Prime Minister Binyamin Netanyahu welcomed Kadima into his Likud-led government at the first cabinet meeting since Kadima’s entry into the coalition.
“This is the first meeting of the broad unity government, and we have many challenges ahead of us. On behalf of all ministers, I welcome Shaul Mofaz as a government minister and welcome the Kadima MKs that have joined the coalition.” Mofaz was sworn in as deputy prime minister and minister-without-portfolio last week.
“In the talks between us, we set four main goals for the broad unity government,” he continued, “changing the Tal Law, changing the electoral system, passing the budget, and advancing the peace process.”

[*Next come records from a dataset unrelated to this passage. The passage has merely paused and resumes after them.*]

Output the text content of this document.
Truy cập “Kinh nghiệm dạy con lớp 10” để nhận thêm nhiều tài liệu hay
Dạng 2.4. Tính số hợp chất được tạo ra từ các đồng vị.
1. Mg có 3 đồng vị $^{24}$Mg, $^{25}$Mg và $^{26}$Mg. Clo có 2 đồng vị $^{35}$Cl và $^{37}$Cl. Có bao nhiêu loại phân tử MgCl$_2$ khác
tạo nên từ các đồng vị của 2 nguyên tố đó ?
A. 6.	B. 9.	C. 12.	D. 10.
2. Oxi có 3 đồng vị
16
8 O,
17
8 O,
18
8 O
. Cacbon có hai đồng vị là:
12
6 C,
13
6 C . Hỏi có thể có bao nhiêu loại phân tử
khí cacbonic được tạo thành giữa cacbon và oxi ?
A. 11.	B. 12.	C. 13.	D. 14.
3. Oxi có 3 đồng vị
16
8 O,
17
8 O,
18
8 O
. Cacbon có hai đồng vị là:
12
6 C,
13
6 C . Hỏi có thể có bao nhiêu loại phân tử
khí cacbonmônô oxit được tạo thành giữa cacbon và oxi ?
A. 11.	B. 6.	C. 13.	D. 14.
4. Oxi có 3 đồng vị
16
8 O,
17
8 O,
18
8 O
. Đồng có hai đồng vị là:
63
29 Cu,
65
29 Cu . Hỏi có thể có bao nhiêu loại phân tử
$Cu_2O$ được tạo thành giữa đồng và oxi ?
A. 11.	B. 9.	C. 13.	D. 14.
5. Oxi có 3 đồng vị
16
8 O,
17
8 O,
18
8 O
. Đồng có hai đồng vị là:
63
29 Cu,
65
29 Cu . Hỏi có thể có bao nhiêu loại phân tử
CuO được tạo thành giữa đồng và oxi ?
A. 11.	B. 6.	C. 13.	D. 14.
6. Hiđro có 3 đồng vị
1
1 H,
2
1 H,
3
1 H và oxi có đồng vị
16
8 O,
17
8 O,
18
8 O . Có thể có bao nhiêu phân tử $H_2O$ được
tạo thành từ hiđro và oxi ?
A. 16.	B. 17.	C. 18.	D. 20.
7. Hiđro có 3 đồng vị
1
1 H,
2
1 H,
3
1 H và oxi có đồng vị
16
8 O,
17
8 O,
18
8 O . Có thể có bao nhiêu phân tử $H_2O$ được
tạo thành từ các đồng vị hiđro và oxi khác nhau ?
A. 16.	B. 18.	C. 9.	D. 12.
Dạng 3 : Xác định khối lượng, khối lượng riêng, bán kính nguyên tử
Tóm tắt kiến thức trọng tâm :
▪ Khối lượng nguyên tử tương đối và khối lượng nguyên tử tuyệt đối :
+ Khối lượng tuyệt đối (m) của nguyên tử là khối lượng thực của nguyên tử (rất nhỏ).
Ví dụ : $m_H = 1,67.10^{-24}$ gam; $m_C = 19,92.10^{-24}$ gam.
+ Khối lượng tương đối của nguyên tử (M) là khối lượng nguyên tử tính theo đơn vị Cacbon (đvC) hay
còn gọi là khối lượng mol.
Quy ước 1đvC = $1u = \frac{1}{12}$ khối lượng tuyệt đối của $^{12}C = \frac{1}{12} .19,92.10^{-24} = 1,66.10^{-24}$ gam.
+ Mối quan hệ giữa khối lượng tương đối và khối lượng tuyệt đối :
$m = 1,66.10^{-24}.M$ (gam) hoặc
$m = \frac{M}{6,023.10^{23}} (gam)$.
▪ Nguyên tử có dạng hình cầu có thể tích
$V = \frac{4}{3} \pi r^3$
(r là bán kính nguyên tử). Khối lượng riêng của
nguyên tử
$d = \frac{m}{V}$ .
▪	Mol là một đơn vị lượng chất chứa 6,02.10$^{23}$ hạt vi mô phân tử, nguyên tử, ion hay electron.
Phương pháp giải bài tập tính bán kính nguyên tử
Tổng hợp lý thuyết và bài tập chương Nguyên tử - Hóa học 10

Netanyahu placed greatest priority on advancing a bill that will replace the expiring Tal Law, which permitted Haredi men to defer military service indefinitely. “This week, an inter-party team will be formed to present us with alternatives to the Tal Law. By the end of July, we will pass a law that will divide the burden on a more equal, more egalitarian and more just basis for all Israelis, Jewish and Arab alike, without setting public against public.”
Without going into specifics, Netanyahu also reiterated his and Mofaz’s call last week to reform the electoral system, saying that the government would “establish a team to lead the change in the electoral system.”
One topic that Netanyahu did not address in his statement but is certain to test the strength and durability of the new coalition is the Ulpana outpost crisis. In light of the High Court’s ruling last Monday that Ulpana must be evacuated and destroyed by July 1, there is talk that the government will propose a bill that would circumvent the High Court’s ruling by legalizing Ulpana.
Minister of National Infrastructure Uzi Landau stated that proceeding with the scheduled evacuation and demolition would be “immoral, unjust and inhumane.”